Opinion: An overlooked way to boost vaccinations

We are now at a point where the strategies to maximize vaccination numbers are ineffective at reaching communities such as mine.

In my small community of Brooklet, just outside of Statesboro, there have been potentially hundreds of missed opportunities for individuals to receive COVID-19 vaccines.

I’m told almost daily by my patients that they are willing and wanting to get the COVID-19 vaccine, but tell me “I’ll only get it if I can get it from you.” As a family physician for the past 22 years, being forced to the sidelines and unable to provide care and treatment to my patients during a hundred-year pandemic has been difficult to say the least.

I grew up in Jacksonville, Florida, but have spent almost my entire adult life in Georgia outside of 4 years of U.S. Air Force service in Montgomery, Alabama. I was educated at the University of Georgia and Medical College of Georgia.

Credit: contributed

Credit: contributed

Needless to say, I love this state and the people in it, and caring for one’s neighbor is what attracted me to family medicine. The rural town where I practice is a close-knit community, where it’s an honor to be able to care for multiple generations, but this has been a challenge since the start of the COVID-19 pandemic.

I’m traditionally a critical part of the medical infrastructure of my community. Unfortunately, my ability to access the COVID-19 vaccine and help protect my patients from this pandemic has been hindered because I do not have access to critical vaccines.

Our nation developed multiple vaccines to a never-before-seen disease within a year of its discovery. With the help of both the private sector and federal and state governments, we manufactured, delivered, and administered hundreds of millions of doses to Americans across the nation.

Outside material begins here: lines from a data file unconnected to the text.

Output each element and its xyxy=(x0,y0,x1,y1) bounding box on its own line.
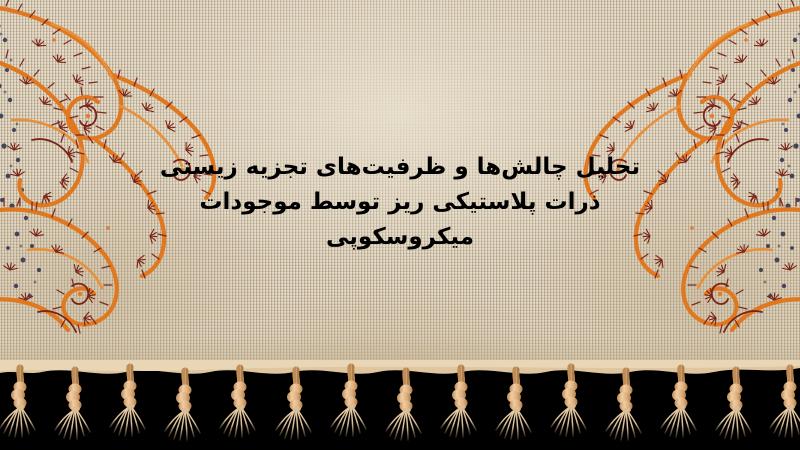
tassel-fringe xyxy=(0,360,800,450)
embroidery-corner-top-right xyxy=(548,0,800,360)
embroidery-corner-top-left xyxy=(0,0,252,360)
slide-canvas: تحلیل چالش‌ها و ظرفیت‌های تجزیه زیستی ذر… xyxy=(0,0,800,450)
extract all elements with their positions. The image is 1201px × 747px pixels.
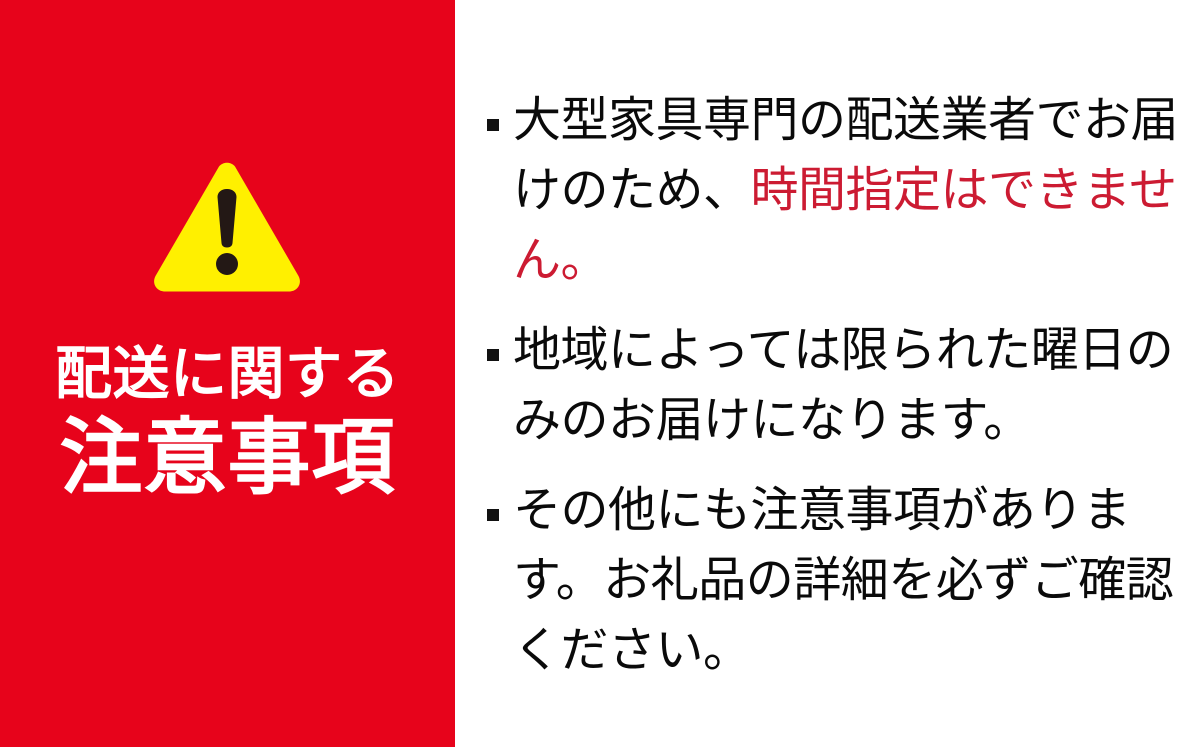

These efforts to develop and administer the vaccine so quickly should be commended. However, certain populations are being left behind. We are now at a point where the strategies to maximize vaccination numbers are ineffective at reaching communities such as mine.

Decisionmakers have seen the value in getting vaccine to rural populations by using independent pharmacies. It’s extremely frustrating for me as a health care provider to see others with access to a lifesaving vaccine that I am unable to provide to my patients. Every single year, I provide hundreds of vaccines. There’s no need to reinvent the wheel – the infrastructure to deliver vaccines to me and my patients is already in place.

Yet months after vaccination efforts started, I still have no meaningful access to the COVID-19 vaccine. If the nation faces a similar crisis in the future or moves to scenario where vaccine boosters are required, it would be of great benefit to include office-based physicians.

Part of my role as a physician is developing a trusted relationship with each of my patients. It pains me every time I’m asked when I’ll have vaccine available for them because, right now, the answer is, “I don’t know.”

As a country, we are missing out on getting people vaccinated by not using offices like mine and other similar offices.

W. Scott Bohlke, M.D. owns and manages Bohler Family Practice in Brooklet, Ga. He is a board-certified family practice physician.